Die Europäische Union (EU) ist sowohl ein bedeutender Produzent als auch ein bedeutender Konsument von Wein und spielt damit eine zentrale Rolle im globalen Weinhandel.

Im Juli gingen die EU-Weinexporte leicht zurück, doch einige wichtige Akteure wie Frankreich, Italien und Portugal verzeichneten gute Ergebnisse. Auf der Importseite verzeichnete die EU ein robustes Wachstum, das vor allem auf die gestiegene Nachfrage in Ländern wie den Niederlanden, Belgien und Italien zurückzuführen war.

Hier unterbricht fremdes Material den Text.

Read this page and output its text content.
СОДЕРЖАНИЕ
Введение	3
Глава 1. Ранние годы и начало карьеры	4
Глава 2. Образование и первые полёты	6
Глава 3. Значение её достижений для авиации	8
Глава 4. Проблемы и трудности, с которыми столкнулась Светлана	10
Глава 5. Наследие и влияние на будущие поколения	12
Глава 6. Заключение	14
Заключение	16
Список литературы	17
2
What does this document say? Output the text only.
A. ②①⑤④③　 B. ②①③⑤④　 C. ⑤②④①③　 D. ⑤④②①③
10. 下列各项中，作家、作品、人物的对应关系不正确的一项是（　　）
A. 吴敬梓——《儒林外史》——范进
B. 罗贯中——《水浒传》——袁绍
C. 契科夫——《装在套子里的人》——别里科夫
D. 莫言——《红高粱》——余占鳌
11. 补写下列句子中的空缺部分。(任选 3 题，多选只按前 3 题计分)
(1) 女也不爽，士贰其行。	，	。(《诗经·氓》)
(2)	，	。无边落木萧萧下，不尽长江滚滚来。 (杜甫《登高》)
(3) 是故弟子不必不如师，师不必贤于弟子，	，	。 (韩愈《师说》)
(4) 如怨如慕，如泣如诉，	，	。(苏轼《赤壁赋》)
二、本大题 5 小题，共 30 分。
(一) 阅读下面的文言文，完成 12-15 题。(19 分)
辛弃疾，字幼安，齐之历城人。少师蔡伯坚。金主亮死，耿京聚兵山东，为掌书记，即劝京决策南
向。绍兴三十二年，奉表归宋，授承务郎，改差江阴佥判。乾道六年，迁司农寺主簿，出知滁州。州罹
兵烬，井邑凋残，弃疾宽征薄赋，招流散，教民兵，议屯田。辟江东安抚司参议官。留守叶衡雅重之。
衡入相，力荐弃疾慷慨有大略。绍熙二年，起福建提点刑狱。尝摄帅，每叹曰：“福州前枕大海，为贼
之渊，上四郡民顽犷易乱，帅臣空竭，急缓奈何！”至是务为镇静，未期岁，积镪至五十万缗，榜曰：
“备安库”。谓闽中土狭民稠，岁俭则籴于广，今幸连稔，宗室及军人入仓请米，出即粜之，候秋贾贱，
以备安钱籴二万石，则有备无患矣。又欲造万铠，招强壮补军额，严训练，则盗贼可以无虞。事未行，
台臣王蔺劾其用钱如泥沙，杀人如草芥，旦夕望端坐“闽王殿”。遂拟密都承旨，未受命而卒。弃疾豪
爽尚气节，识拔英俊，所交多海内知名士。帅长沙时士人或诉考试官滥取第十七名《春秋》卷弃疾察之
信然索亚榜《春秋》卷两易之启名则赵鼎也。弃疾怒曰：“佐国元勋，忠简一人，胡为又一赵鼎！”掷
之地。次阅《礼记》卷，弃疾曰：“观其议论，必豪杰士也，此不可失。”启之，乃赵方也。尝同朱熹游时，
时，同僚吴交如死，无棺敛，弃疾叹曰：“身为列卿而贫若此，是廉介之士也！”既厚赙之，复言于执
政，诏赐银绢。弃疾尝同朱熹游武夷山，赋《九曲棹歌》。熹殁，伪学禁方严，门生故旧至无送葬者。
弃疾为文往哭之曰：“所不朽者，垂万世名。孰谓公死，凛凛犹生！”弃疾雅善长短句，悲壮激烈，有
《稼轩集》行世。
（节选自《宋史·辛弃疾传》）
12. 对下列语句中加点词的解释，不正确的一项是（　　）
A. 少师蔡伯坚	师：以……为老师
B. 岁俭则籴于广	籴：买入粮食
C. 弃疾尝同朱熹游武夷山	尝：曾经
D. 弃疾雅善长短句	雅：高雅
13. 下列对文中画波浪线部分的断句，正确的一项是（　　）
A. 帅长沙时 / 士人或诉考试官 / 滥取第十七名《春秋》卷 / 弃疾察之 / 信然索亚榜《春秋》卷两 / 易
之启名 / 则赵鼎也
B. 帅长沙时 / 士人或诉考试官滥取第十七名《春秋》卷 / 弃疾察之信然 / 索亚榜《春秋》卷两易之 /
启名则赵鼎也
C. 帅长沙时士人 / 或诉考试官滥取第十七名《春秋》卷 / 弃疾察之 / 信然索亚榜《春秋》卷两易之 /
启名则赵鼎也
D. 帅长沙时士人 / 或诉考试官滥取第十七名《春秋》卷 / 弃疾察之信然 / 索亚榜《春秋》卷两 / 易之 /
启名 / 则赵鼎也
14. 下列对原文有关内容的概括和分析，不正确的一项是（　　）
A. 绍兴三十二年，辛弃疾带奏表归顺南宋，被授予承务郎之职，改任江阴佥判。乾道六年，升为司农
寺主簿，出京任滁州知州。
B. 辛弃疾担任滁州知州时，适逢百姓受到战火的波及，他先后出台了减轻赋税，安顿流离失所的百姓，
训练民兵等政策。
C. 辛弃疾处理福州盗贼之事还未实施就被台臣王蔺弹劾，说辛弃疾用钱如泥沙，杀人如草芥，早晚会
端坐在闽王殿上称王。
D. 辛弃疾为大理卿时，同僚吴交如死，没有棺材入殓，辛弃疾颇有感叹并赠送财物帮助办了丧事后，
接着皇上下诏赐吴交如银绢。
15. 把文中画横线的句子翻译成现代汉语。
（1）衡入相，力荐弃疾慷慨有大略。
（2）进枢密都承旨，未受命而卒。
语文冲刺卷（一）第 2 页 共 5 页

Ziel dieses Artikels ist es, die Trends bei den EU-Weinexporten und -importen im Juli zu analysieren und die Faktoren hervorzuheben, die diese Veränderungen beeinflussen, sowie deren potenzielle Auswirkungen auf den Weinhandel.

Exportleistung

Im Juli erreichten die gesamten Weinexporte der EU 6,2 Mio. HL, ein leichter Rückgang von 0,7 % gegenüber dem Vorjahr. Dieser geringfügige Rückgang spiegelt die unterschiedliche Entwicklung der wichtigsten Weinexportländer der EU wider.

  1. Frankreich (FR):
    Frankreich exportierte im Juli 1,24 Mio. hl Wein, was einem Anstieg von 6,2 % gegenüber dem Vorjahr entspricht. Dieses Wachstum steht im Gegensatz zu den Rückgängen der Vormonate und deutet auf eine Erholung der französischen Weinexporte hin. Die positive Exportentwicklung Frankreichs ist auf die gestiegene Nachfrage nach Premiumweinen zurückzuführen, insbesondere aus Nicht-EU-Märkten wie den USA und China.

  2. Spanien (ES):
    Spanien, der größte Weinexporteur der EU nach Volumen, verzeichnete einen Rückgang seiner Weinexporte um 5,9 % im Vergleich zum Vorjahr auf 1,68 Mio. hl. Spaniens Abhängigkeit von Fassweinexporten, die preissensibler sind, hat das Land anfällig für den globalen Wettbewerb gemacht. Zudem trugen wirtschaftliche Schwierigkeiten in Schlüsselmärkten und der zunehmende Wettbewerb aus Weinbauländern außerhalb der EU zu diesem Rückgang bei.

  3. Italien (IT):
    Italien exportierte im Juli 2,02 Mio. HL Wein, ein Plus von 3,6 % gegenüber dem Vorjahr. Dieses Wachstum festigt Italiens Position als einer der führenden Weinexporteure in der EU. Italienische Weine, insbesondere Prosecco und Chianti, erfreuen sich weiterhin weltweiter Beliebtheit, wobei die Nachfrage sowohl in traditionellen Märkten wie Großbritannien als auch in aufstrebenden Märkten steigt.

  4. Deutschland (DE):
    Deutschlands Weinexporte gingen im Vergleich zum Vorjahr leicht um 0,6 % auf insgesamt 0,26 Mio. hl zurück. Als kleinerer Exporteur im Vergleich zu Frankreich, Italien und Spanien stand Deutschland vor der Herausforderung, seine Exportmengen zu steigern, insbesondere bei Weißweinen wie Riesling.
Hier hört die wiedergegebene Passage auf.